Consider George Clooney as Bob Barnes, a veteran CIA man who serves as one of the character tentpoles of Gaghan's construction. Bob's got the thickened gut of a middle-aged company spook slowed down by years of routine (even if the routine involves assassination), and Clooney, who grew his own morose gut and beard for the part, is nothing if not generous in his habitation of such a shady yet loyal, freewheeling yet lonely man. (The actor's commitment to politically engaged movies, in this as well as Good Night, and Good Luck, is one of the most effective uses of his well-earned stardom.)

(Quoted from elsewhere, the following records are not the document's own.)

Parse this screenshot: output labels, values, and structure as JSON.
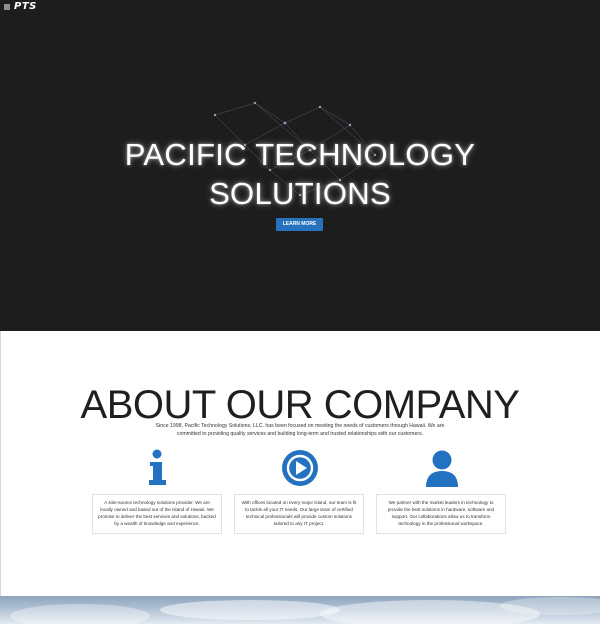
{
  "header": {
    "menu_icon": "hamburger-icon",
    "logo_text": "PTS"
  },
  "hero": {
    "title_line1": "PACIFIC TECHNOLOGY",
    "title_line2": "SOLUTIONS",
    "button_label": "LEARN MORE",
    "background_color": "#1e1d1e",
    "button_color": "#2672bd"
  },
  "about": {
    "heading": "ABOUT OUR COMPANY",
    "intro": "Since 1998, Pacific Technology Solutions, LLC. has been focused on meeting the needs of customers through Hawaii. We are committed to providing quality services and building long-term and trusted relationships with our customers.",
    "features": [
      {
        "icon": "info-icon",
        "text": "A sole-source technology solutions provider. We are locally owned and based out of the island of Hawaii. We promise to deliver the best services and solutions, backed by a wealth of knowledge and experience."
      },
      {
        "icon": "play-circle-icon",
        "text": "With offices located on every major island, our team is fit to tackle all your IT needs. Our large team of certified technical professionals will provide custom solutions tailored to any IT project."
      },
      {
        "icon": "user-icon",
        "text": "We partner with the market leaders in technology to provide the best solutions in hardware, software and support. Our collaborations allow us to transform technology in the professional workspace."
      }
    ],
    "icon_color": "#2372c2"
  }
}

But for all we see of Bob, we know nothing at all about the guy, except that having been arbitrarily double-crossed by a field contact during the course of a mission, he now finds himself just as arbitrarily made a scapegoat by his own CIA handlers, who want to distance themselves from such a liability. We watch Matt Damon, as an open-faced go-getter of an energy analyst, negotiate business with a Middle Eastern prince (Alexander Siddig), and Jeffrey Wright, as a Washington attorney, work on a merger between two American oil companies, and there's no reason given for the double-dealing, power plays, and American capitalist thuggery that shape the landscape. (What little humanity this trio of clueless, overmatched American men retains is conferred by fleeting interaction with kin; in the case of Wright's ambitious lawyer, his private burden is an embarrassing drinking bum of a father. And he handles the old man with much the same distraction shown by Michael Douglas as a drug czar with an addicted daughter in Traffic.)
The same schematic shorthand goes, by the way, for the Middle Easterners involved, who are less fallible men tripped up by the modern (and specifically American) world than walking position statements: corrupt Gulf-country prince backed by American oilmen versus his reform-minded brother, or long-suffering migrant Pakistani oil worker versus his angry son recruited by nuclear-weapon-toting extremists.
Syriana makes a point of circling the globe, with scenes shot in Geneva, Dubai, London, etc. — it's a picture that displays datelines as a show of geopolitical bustle. And the speeches of even the most passing players are honed to draw blood — Chris Cooper as a scheming oilman, Christopher Plummer as the head of a powerful law firm, Amanda Peet in a slicing performance as Damon's distressed wife. But what do those speeches say? They say, We're talking about big, important things, so pay attention — and then make it a challenge to do so.